Avery Guess

In Therapy, the Patient Is Asked to Define: Alimony

alimony (al - i - moh - nee) n. a bribe given by a parent to the child they pretended was their spouse for continued silence and complicity.

Use it in a sentence:

I received the alimony check from my father today; the extra hundred bucks will pay for another session of therapy.

Write a poem using each letter of the word as the first letter of each line:

Alimony

All those nights I
lie there,
I was forced to snap
myself
out of my body.
Now, 
you pay.

The Patient Attempts to Describe Her Experience with Depakote

Imagine your head filled with. No. 
That’s not right. First, imagine a house.  
A townhouse. Upstairs: three bedrooms
and two baths. Downstairs: a living room. 
Galley kitchen. Dining room. Den. Foyer. 
Half bath. Fill these rooms with a small
family. A mother. A father. A daughter. 

See the girl dress for school. The mother
dress for tennis. The father dress for sales
calls. The mother writes checks for bills. 
Makes stained glass. The father builds
a dollhouse for the girl. Types and mails
resume after resume. See the girl practice
piano. Color. Watch TV after homework.

Father watches the girl watch TV. Mother
watches father watch the girl. Mother drags
the girl upstairs by her hair. The girl plucks
mother’s just-manicured nails from her scalp
one-by-one. Father fucks another woman
in mother’s bed. The girl sits in her closet. 
Reads a book. Drinks vodka. Again. Again.
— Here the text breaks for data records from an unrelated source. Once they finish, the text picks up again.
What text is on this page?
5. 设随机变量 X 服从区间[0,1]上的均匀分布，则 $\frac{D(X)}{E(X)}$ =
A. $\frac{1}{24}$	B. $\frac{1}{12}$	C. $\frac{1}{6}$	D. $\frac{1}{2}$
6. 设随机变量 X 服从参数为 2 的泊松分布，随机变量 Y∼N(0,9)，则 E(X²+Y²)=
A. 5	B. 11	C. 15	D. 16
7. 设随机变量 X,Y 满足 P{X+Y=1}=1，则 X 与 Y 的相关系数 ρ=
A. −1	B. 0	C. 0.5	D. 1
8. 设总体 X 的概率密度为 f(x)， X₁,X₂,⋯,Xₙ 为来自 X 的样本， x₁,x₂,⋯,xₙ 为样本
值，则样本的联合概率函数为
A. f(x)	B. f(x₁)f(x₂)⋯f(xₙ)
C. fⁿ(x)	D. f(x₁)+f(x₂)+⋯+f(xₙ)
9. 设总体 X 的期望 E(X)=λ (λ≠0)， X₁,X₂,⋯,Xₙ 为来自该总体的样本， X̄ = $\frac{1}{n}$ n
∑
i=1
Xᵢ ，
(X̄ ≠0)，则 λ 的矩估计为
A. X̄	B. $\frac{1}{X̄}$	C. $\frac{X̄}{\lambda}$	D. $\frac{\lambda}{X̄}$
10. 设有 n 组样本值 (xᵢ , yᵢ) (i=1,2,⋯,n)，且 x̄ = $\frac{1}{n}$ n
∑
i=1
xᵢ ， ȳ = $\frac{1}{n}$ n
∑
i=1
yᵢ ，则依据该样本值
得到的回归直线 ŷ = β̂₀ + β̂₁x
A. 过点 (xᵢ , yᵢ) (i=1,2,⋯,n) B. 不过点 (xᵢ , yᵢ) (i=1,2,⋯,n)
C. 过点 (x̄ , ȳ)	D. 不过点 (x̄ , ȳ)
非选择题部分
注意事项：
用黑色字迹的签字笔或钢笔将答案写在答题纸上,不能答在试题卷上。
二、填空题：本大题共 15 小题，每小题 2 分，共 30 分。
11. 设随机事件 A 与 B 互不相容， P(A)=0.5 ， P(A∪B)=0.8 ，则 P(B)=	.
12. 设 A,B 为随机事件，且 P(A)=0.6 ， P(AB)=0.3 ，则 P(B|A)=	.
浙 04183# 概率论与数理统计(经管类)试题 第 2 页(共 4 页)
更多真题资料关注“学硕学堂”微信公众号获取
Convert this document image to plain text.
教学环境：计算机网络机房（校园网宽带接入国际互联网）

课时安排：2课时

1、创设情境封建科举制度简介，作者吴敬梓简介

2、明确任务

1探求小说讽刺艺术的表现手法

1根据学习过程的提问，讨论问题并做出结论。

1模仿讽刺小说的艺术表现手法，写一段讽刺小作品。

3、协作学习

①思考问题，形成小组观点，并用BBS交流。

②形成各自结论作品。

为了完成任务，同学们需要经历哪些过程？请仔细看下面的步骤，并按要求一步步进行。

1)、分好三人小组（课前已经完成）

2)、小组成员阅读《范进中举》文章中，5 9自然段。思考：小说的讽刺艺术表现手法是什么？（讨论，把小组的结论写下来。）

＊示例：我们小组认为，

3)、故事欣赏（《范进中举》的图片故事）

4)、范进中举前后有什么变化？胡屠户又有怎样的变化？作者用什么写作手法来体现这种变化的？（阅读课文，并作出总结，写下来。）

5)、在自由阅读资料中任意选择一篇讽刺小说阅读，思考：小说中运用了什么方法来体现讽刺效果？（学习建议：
Father and mother fight. Mother and girl  
fight. Girl fights father off. Father fights
to stay in the girl’s bed. Mother and father
and girl fight. Mother rages. Mother leaves. 
Comes back. Girl is not there is there does
does not cannot leave. Father leaves. Girl
realizes leaving isn’t possible. Is not leaving. 

Picture everything that happened there
in that house portrayed on endless loop
at full volume on the projection screen
of your mind. The daughter.  Her father. 
Her mother. A constant stream. A TV playing
every channel at same time at full volume. 
Or ten TVs. A hundred. Now, pull the plug.